“Sleep all day. Party all night. Never grow old. Never die. It’s fun to be a vampire." That’s the tagline for the film The Lost Boys, the original vampire pop culture phenomenon about two brothers who are convinced their new town is ruled by toothy, blood-thirsty villains. The film drove teens into theaters across the country during in 1987 and helped define the formative years of many socially awkward high school misfits. 

 

The Lost Boys’ portrayal of adolescent rebellion (in its most carnal form) has remained relevant enough to subsequent generations that more than 20 years after the picture’s release, the cult classic can warrant an entire evening celebrating its influence, characters and music. 

 

Hosted by Corey Feldman, The Lost Boys Ball took over the House of Blues on Sunday, Oct. 24. The event kicked off with a montage of previews for the newly released sequel Lost Boys: The Thirst. With Feldman reprising his childhood role as vampire hunter Edgar Frog, the glimpses of this new chapter were received with roaring enthusiasm by the crowd of fans in attendance.  

 

Just like a night at the theater, the extended trailers were followed by the feature presentation, a screening of the original theatrical release of The Lost Boys. Blasting on the venue’s massive sound system, the House of Blues brought a true cinematic experience to those that never had a chance to see the original in its full theatrical glory. Throughout the screening, eager audience members (many of whom were dressed as their favorite characters) could be heard reciting the memorable dialogue and boisterously singing along to the film’s dramatic theme song, “Cry Little Sister.” 

 

The evening commenced with a performance by Feldman’s indulgent rock outfit Truth Movement.

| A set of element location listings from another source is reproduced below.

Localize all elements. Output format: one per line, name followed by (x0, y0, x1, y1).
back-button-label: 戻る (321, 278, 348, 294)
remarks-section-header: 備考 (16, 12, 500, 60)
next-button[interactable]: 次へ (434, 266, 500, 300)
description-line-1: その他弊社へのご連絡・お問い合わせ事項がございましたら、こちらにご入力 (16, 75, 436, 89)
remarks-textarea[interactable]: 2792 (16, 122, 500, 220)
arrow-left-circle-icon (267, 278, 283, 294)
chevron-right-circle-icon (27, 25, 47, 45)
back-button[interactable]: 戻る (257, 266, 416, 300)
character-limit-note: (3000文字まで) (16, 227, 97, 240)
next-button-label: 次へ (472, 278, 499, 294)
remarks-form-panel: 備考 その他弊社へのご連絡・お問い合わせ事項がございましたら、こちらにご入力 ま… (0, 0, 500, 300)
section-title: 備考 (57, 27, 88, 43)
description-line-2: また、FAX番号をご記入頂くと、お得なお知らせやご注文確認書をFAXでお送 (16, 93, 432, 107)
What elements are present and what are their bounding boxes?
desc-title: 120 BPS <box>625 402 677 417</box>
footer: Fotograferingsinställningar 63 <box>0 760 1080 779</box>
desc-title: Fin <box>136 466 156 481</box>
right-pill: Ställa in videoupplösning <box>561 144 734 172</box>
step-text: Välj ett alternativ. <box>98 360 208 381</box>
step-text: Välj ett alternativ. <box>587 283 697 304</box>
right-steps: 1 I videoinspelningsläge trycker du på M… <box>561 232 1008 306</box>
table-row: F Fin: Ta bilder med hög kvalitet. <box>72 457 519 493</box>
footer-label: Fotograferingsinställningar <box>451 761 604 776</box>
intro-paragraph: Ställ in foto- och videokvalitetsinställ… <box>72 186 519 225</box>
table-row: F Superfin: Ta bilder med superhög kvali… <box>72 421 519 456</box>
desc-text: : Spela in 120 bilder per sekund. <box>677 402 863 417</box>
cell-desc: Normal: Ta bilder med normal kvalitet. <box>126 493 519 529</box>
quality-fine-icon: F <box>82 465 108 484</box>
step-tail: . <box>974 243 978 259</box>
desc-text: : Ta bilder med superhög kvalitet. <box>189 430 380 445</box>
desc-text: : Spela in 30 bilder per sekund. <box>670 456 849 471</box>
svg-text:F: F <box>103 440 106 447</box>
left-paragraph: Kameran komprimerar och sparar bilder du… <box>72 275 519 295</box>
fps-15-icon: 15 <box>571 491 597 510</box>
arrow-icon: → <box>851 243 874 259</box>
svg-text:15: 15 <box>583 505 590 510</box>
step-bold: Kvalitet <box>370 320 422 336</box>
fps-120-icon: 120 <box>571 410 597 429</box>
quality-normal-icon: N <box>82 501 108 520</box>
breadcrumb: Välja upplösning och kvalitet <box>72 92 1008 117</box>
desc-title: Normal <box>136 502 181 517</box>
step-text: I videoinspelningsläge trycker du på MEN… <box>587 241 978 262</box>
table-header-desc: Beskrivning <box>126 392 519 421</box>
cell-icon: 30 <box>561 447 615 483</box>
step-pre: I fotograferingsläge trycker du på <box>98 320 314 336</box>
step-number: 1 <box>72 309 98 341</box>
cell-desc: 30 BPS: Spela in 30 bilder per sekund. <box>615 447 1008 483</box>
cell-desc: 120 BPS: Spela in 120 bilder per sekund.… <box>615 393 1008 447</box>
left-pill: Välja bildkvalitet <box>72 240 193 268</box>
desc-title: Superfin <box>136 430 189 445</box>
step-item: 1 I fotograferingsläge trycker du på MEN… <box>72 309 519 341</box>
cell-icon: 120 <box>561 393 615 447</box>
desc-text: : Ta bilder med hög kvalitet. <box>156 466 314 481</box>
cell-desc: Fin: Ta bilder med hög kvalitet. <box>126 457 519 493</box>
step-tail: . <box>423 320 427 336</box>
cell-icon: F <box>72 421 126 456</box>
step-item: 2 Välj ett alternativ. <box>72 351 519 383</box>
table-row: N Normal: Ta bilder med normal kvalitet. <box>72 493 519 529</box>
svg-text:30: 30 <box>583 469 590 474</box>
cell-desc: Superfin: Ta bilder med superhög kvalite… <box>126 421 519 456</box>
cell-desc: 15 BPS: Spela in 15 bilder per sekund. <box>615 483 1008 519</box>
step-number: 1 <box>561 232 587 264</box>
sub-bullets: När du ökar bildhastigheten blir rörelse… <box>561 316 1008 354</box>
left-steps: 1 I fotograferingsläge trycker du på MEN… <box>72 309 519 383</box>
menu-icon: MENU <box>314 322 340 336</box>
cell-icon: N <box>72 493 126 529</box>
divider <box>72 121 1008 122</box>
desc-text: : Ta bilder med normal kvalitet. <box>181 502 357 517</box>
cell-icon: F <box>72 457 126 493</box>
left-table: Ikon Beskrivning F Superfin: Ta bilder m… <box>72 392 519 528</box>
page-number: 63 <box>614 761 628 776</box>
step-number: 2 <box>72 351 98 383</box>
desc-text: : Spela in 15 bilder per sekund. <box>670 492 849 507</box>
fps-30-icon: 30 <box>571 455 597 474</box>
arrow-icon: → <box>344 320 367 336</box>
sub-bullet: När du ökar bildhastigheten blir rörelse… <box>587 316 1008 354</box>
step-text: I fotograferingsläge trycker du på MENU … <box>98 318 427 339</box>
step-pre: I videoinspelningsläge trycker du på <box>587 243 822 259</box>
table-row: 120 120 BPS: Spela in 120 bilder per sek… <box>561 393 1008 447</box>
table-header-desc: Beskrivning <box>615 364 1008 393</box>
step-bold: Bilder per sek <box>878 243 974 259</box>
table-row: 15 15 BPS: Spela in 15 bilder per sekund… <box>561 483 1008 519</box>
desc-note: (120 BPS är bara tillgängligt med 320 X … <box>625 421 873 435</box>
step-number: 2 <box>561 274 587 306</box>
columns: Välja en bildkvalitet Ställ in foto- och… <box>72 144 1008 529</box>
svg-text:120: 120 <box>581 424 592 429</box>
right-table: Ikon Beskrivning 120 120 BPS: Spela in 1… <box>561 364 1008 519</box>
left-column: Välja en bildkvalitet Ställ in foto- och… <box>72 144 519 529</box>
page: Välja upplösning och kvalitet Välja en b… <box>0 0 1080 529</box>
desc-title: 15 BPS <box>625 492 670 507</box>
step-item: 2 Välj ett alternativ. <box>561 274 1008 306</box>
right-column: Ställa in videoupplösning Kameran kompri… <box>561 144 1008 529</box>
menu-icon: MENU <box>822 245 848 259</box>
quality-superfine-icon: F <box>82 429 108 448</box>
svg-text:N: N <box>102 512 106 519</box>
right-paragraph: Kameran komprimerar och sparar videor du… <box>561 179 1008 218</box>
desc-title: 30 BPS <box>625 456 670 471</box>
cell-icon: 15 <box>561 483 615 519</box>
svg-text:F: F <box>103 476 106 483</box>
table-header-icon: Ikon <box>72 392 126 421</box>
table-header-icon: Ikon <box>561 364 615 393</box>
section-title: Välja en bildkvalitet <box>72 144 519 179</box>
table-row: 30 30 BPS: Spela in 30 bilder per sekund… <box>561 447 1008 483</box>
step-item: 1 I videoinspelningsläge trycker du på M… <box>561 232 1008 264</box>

Sporting a black pleather suit and numerous other costumes, the beloved childhood star thrilled his dedicated fans with his multi-instrumental talents and theatrical vocals.

 

Backed by an orchestra size stable of musicians, which included backup singers, a sax player and a theremin, Feldman and his band took the audience on a conceptual journey through time — an apropos theme for an evening of reminiscing and teenage nostalgia.